Michael Kerres hat auf einen netten Beitrag in der SZ aufmerksam gemacht (auch Spiegel online hat es abgedruckt: hier): Warum das Bloggen in Deutschlang nicht so recht Fuß fassen kann, erklärt sich der Amerikaner Felix Salmon (bezeichnet als Wirtschaftsblogger) mit kulturellen Unterschieden in Einstellungen und Lebensstilen – wenn man das mal so umschreiben mag (hier der Beitrag). Ich denke, man muss mit den „Charakterzuschreibungen“ je nach nationaler Herkunft vorsichtig sein – intuitiv stimmt man da gerne zu. Interessant wäre es, das empirisch zu überprüfen – allerdings stellt sich dann auch die Frage, was man davon hat, wenn man weiß, ob das stimmt. Was ist meine Meinung zu den 10 Thesen? (Man kann bei Michael übrigens auch einfach nur abstimmen – ich lasse es aber ungern unkommentiert – eine Blogger-Krankheit?)
(1) Kann gut sein, dass wir in Deutschland hierarchiefixiert sind, aber meine Erfahrung ist die, dass man das auch vergleichsweise rasch auflösen kann. Klingt mir also eher nach Ausrede.
(2) Zertifizierte Sicherheit ist sicher ein Phänomen, das wir aktuell in Deutschland besonders beobachten können. Ob das typisch deutsch oder nicht auch eine Folge der manchmal seltsamen europäischen Bürokratisierung ist, wissen Soziologen vielleicht besser. Auf jeden Fall ist da was dran.
(3) Inwiefern es Unterschiede in der öffentlichen Beachtung von Blogs zwischen Nationen gibt, weiß ich nicht: Immerhin gibt es mehr Amerikaner als Deutsche, sodass allein schon aus diesem Grund mehr Beachtung wohl wahrscheinlicher ist. Vielleicht sind auch die Kommunikationswissenschaftler Schuld, die ihren Studierenden immer die Nachrichtenfaktoren einhämmern und auf diesem Wege den Status quo festigen ;-).
(4) In Zeiten wirtschaftlicher Krisen muss man aufpassen, dass man die Angst um (s)einen Arbeitsplatz nicht vorschnell mit Karriereorientierung gleichsetzt. Wenn wir mal im Feld der schon etablierten Akademiker bleiben, ist das eher eine interessante These, denn die könnten es sich prinzipiell leisten.

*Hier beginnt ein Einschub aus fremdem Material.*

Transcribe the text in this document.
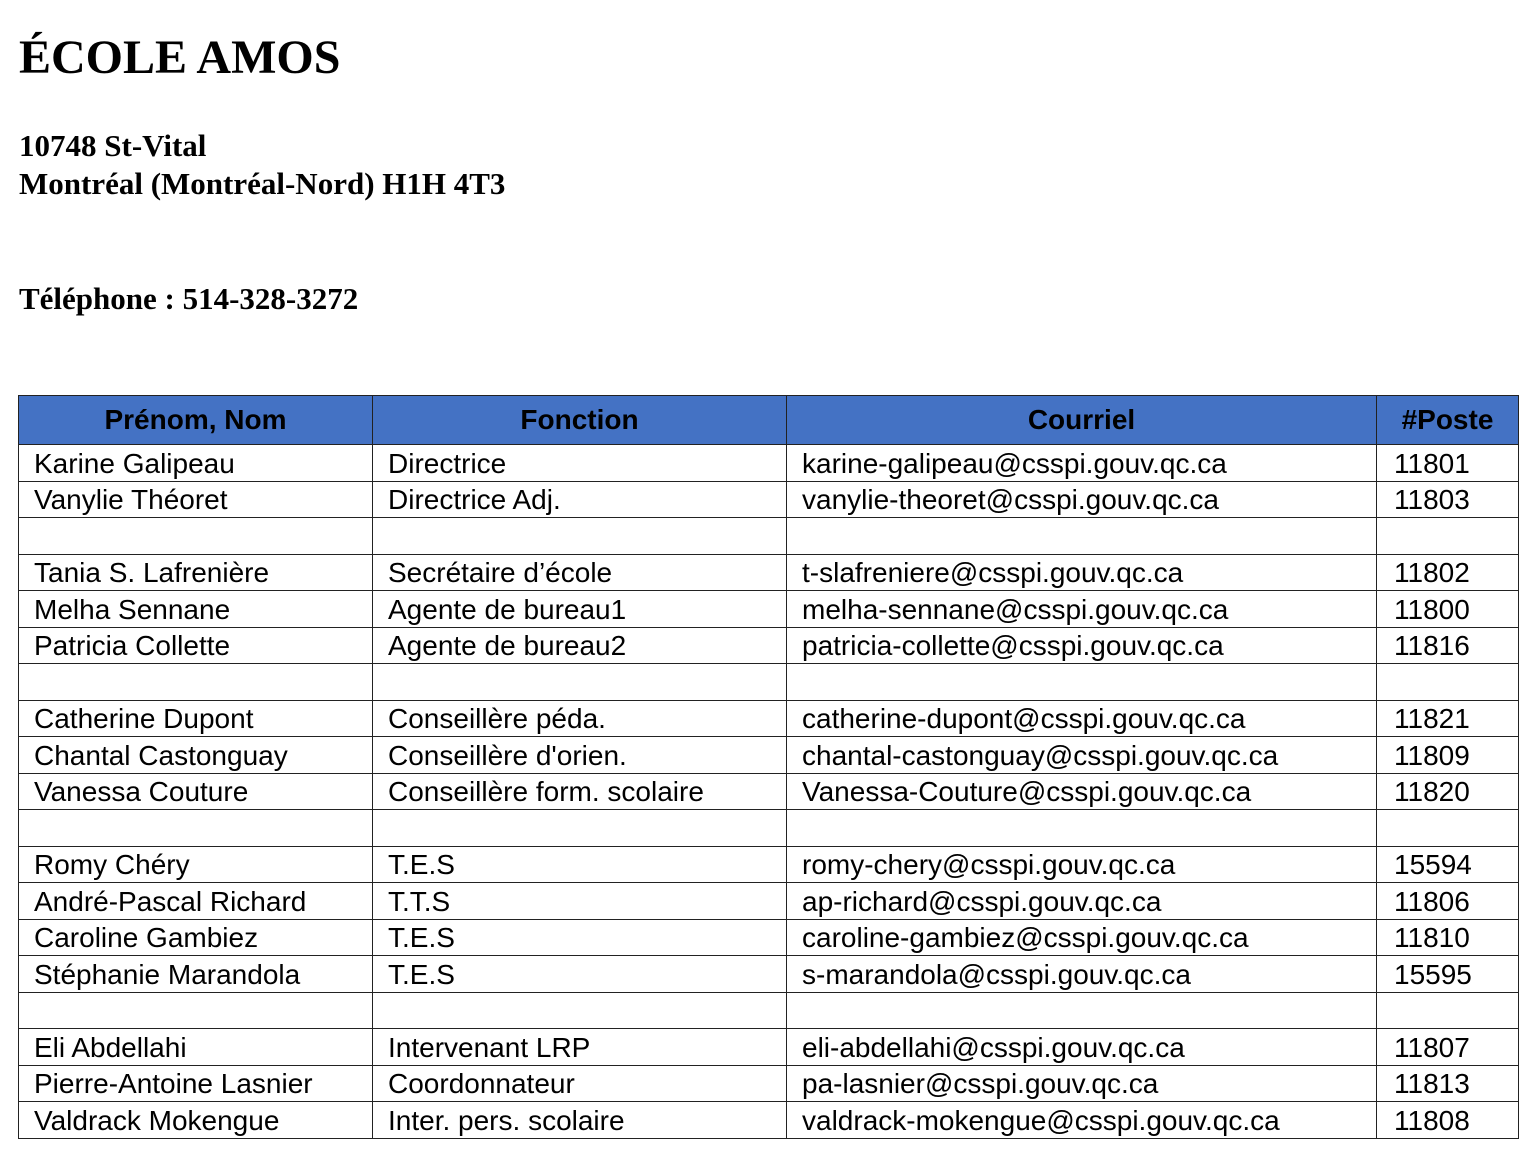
ÉCOLE AMOS
10748 St-Vital
Montréal (Montréal-Nord) H1H 4T3
Téléphone : 514-328-3272
Prénom, Nom	Fonction	Courriel	#Poste
Karine Galipeau	Directrice	karine-galipeau@csspi.gouv.qc.ca	11801
Vanylie Théoret	Directrice Adj.	vanylie-theoret@csspi.gouv.qc.ca	11803

Tania S. Lafrenière	Secrétaire d’école	t-slafreniere@csspi.gouv.qc.ca	11802
Melha Sennane	Agente de bureau1	melha-sennane@csspi.gouv.qc.ca	11800
Patricia Collette	Agente de bureau2	patricia-collette@csspi.gouv.qc.ca	11816

Catherine Dupont	Conseillère péda.	catherine-dupont@csspi.gouv.qc.ca	11821
Chantal Castonguay	Conseillère d'orien.	chantal-castonguay@csspi.gouv.qc.ca	11809
Vanessa Couture	Conseillère form. scolaire	Vanessa-Couture@csspi.gouv.qc.ca	11820

Romy Chéry	T.E.S	romy-chery@csspi.gouv.qc.ca	15594
André-Pascal Richard	T.T.S	ap-richard@csspi.gouv.qc.ca	11806
Caroline Gambiez	T.E.S	caroline-gambiez@csspi.gouv.qc.ca	11810
Stéphanie Marandola	T.E.S	s-marandola@csspi.gouv.qc.ca	15595

Eli Abdellahi	Intervenant LRP	eli-abdellahi@csspi.gouv.qc.ca	11807
Pierre-Antoine Lasnier	Coordonnateur	pa-lasnier@csspi.gouv.qc.ca	11813
Valdrack Mokengue	Inter. pers. scolaire	valdrack-mokengue@csspi.gouv.qc.ca	11808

Ansonsten möchte ich Leuten nicht mangelndes Engagement vorwerfen, die nicht wissen, wie sie nächsten Monat ihr Geld verdienen sollen.
(5) Die Angst, Fehler zu machen, ist sicher ein grundlegendes Hindernis beim Bloggen. Eine Fehlerkultur in Bildungsinstitutionen in dem Sinne, dass man sich auch mal irren darf, dass man aus Fehlern lernt, haben wir in Deutschland in der Tat nicht. Man muss beim Bloggen schon grade stehen können für das, was man schreibt (wenn man also öffentlich über fehlgeschlagene Forschungsanträge klagt, muss man damit rechnen, dass einen eine Berufungskommission darauf anspricht, warum das denn nicht geklappt hätte – da darf man dann nicht vom Stuhl fallen ;-)).

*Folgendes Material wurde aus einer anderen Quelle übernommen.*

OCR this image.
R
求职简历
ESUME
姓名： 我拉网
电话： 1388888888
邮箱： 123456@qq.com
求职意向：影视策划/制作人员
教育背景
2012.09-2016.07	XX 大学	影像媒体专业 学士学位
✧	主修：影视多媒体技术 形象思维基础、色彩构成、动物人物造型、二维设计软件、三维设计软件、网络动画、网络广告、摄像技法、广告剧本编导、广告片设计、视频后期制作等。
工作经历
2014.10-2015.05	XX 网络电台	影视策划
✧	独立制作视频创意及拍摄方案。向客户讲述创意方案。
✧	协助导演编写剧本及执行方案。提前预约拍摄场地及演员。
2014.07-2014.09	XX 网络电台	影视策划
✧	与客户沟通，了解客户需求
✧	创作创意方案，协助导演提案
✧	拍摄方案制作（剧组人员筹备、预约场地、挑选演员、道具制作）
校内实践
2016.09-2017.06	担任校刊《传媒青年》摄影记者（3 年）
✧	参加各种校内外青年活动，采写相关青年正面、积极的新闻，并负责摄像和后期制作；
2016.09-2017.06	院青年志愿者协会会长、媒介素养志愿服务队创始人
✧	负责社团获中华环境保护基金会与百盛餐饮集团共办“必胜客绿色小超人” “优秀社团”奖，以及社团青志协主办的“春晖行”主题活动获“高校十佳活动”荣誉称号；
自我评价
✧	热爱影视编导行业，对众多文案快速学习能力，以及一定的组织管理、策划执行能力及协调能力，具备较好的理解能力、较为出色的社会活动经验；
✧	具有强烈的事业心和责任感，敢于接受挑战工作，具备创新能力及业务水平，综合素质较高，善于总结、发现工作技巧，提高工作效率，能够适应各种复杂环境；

(6) Dass man nur als Liebhaber von Schnellschüssen, was die Deutschen angeblich nicht sind, zum Blogger werden kann, glaube ich definitiv nicht. Ich überleg mir schon, was ich hier reinschreibe … wenn auch nicht tagelang.
(7) Blogger sind natürliche Außenseiter und auch noch stolz darauf, womit man in Deutschland nicht weit kommt. Das ist eine interessante These, wobei es wohl darauf ankommt, was man mit „weit kommen“ meint und welches Ansehen von wem und wie vielen man anstrebt. Also das ist ein schwieriges Argument, über das ich mir noch Gedanken machen muss.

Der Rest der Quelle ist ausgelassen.